A very simple and effective way to attach a fan is to find a low speed (< 2000 rpm or it will sound whiny) 40 or 50mm or maybe 60mm (measure your larger heatsink) fan. Test place the fan on the heatsink finding a location where there are fins directly under at least 2 fan mounting holes and determine what orientaion/direction is best for the fan power connector. The fan should blow down into the heatsink. Lay your machine on its side so the motherboard is laying flat. Use common RTV silicone adhesive and put a large ball or "glob" in each fan mounting hole with 1/2 of the glob in the hole and 1/2 out. Gently lay the fan on the heatsink in such a way that each glob contacts the heatsink fin(s). Very gently press down and wiggle just a tiny bit to ensure the exposed glob get a good "bite: on the fins. You do not want to press the fan all the way down against the heatsink fins but instead leave a small gap. This will both ensure the fan blades do not contact the fins and provide vibration isolation. Do not touch anything for 20 min. You just made a silicone fan mount. Fan can be removed with a easy twist and any remaining silicone will peel off with a fingernail and you would never know anything had been done to the board making fan replacement or removal for whatever reason a snap.
 
I have a MSI X58 Pro and I feel my IOH is hot at 71C on load. How do I take the IOH off to replace the thermal paste? Or maybe attach an active cooler
Damn that is hot! What are you running the ioh voltage at?
 
Running IOH at stock and idle: 58C
IOH during load: ~65C
IOH on load + mild OC: ~71-73C

Board: MSI X58 Pro .... I guess the thermal paste used is not great!
 
Running IOH at stock and idle: 58C
IOH during load: ~65C
IOH on load + mild OC: ~71-73C

Board: MSI X58 Pro .... I guess the thermal paste used is not great!

Pull the whole heatpipe off and get some MX2 on there, very thin layer. It should improve.
 
Pull the whole heatpipe off and get some MX2 on there, very thin layer. It should improve.

The issue is that I couldnt take the heatpipe off. Its got white plastic spacer like thingy .... dont know how to take that off without damaging my new mobo :)
 
The issue is that I couldnt take the heatpipe off.
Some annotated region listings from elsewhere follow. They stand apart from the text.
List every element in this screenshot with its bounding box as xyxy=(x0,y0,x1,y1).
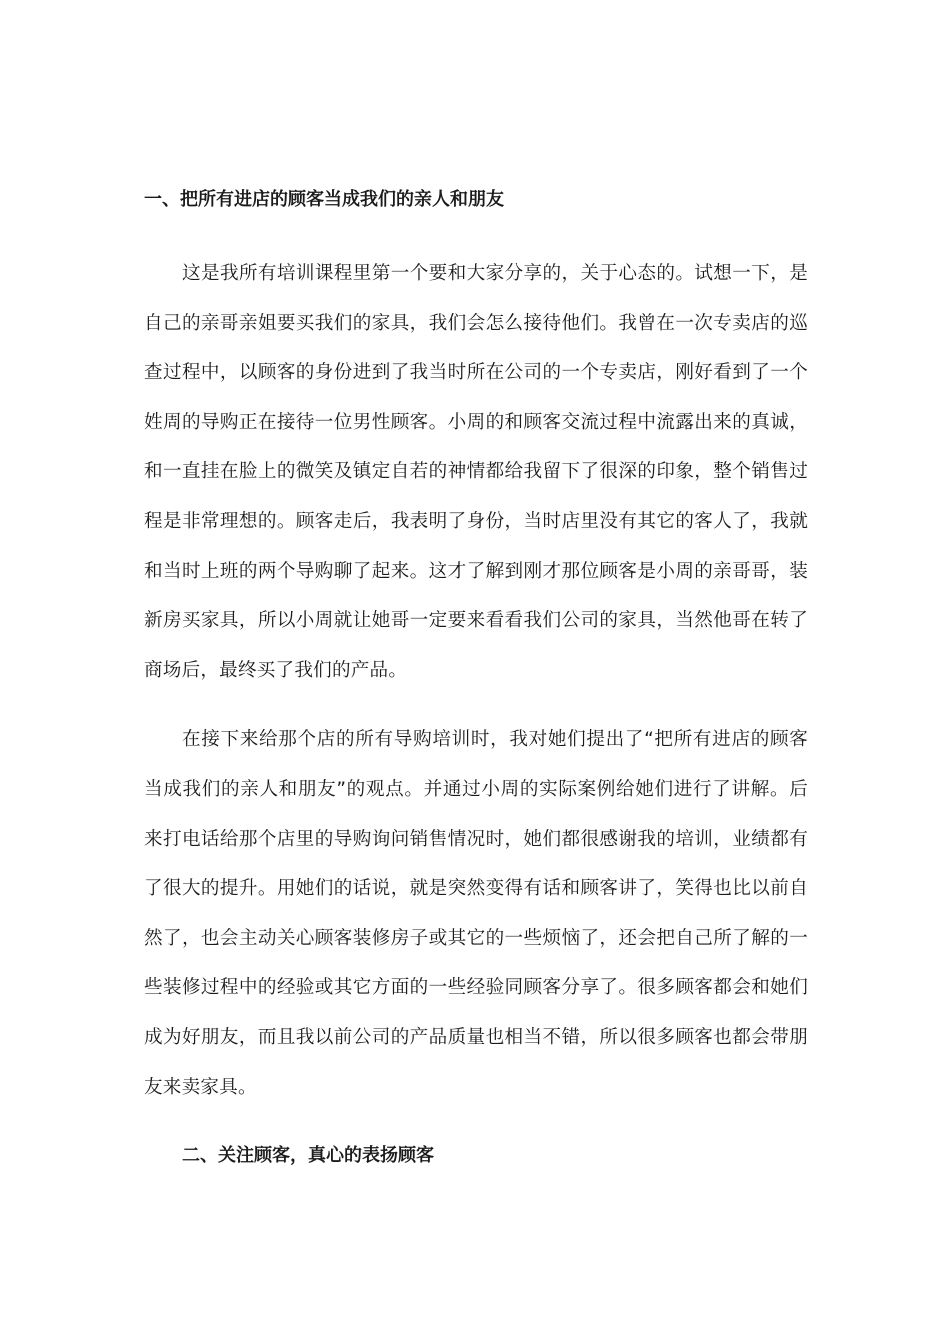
spacer xyxy=(144,219,808,249)
section-heading-2: 二、关注顾客，真心的表扬顾客 xyxy=(182,1145,434,1167)
spacer xyxy=(144,695,808,715)
paragraph-1: 这是我所有培训课程里第一个要和大家分享的，关于心态的。试想一下，是自己的亲哥亲姐要买我们的家具，我们会怎么接待他们。我曾在一次专卖店的巡查过程中，以顾客的身份进到了我当时所在公司的一个专卖店，刚好看到了一个姓周的导购正在接待一位男性顾客。小周的和顾客交流过程中流露出来的真诚，和一直挂在脸上的微笑及镇定自若的神情都给我留下了很深的印象，整个销售过程是非常理想的。顾客走后，我表明了身份，当时店里没有其它的客人了，我就和当时上班的两个导购聊了起来。这才了解到刚才那位顾客是小周的亲哥哥，装新房买家具，所以小周就让她哥一定要来看看我们公司的家具，当然他哥在转了商场后，最终买了我们的产品。 xyxy=(144,263,808,681)
paragraph-2: 在接下来给那个店的所有导购培训时，我对她们提出了“把所有进店的顾客当成我们的亲人和朋友”的观点。并通过小周的实际案例给她们进行了讲解。后来打电话给那个店里的导购询问销售情况时，她们都很感谢我的培训，业绩都有了很大的提升。用她们的话说，就是突然变得有话和顾客讲了，笑得也比以前自然了，也会主动关心顾客装修房子或其它的一些烦恼了，还会把自己所了解的一些装修过程中的经验或其它方面的一些经验同顾客分享了。很多顾客都会和她们成为好朋友，而且我以前公司的产品质量也相当不错，所以很多顾客也都会带朋友来卖家具。 xyxy=(144,729,808,1098)
section-heading-1: 一、把所有进店的顾客当成我们的亲人和朋友 xyxy=(144,189,504,210)
spacer xyxy=(144,1112,808,1137)
document-body xyxy=(144,181,808,1175)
Its got white plastic spacer like thingy .... dont know how to take that off without damaging my new mobo :)

Spacer thingy? The pics on Newegg look like a couple of screws and plastic push pins you squeeze on the backside of the board.
 
Spacer thingy? The pics on Newegg look like a couple of screws and plastic push pins you squeeze on the backside of the board.

Sorry I called push pins spacers. Yes they are push pins. I couldnt take them out. Am a newbie at this sort of thing. How do I 'squeeze' the push pins. They are quite tiny, i.e. the protrusions are tiny.
 
Antec SpotCool

ANTECSPOTCOOL.jpg
 
I wonder if having the x58 heatsink connected via heat pipe to the power circuitry heatsink is heating up the x58 my much.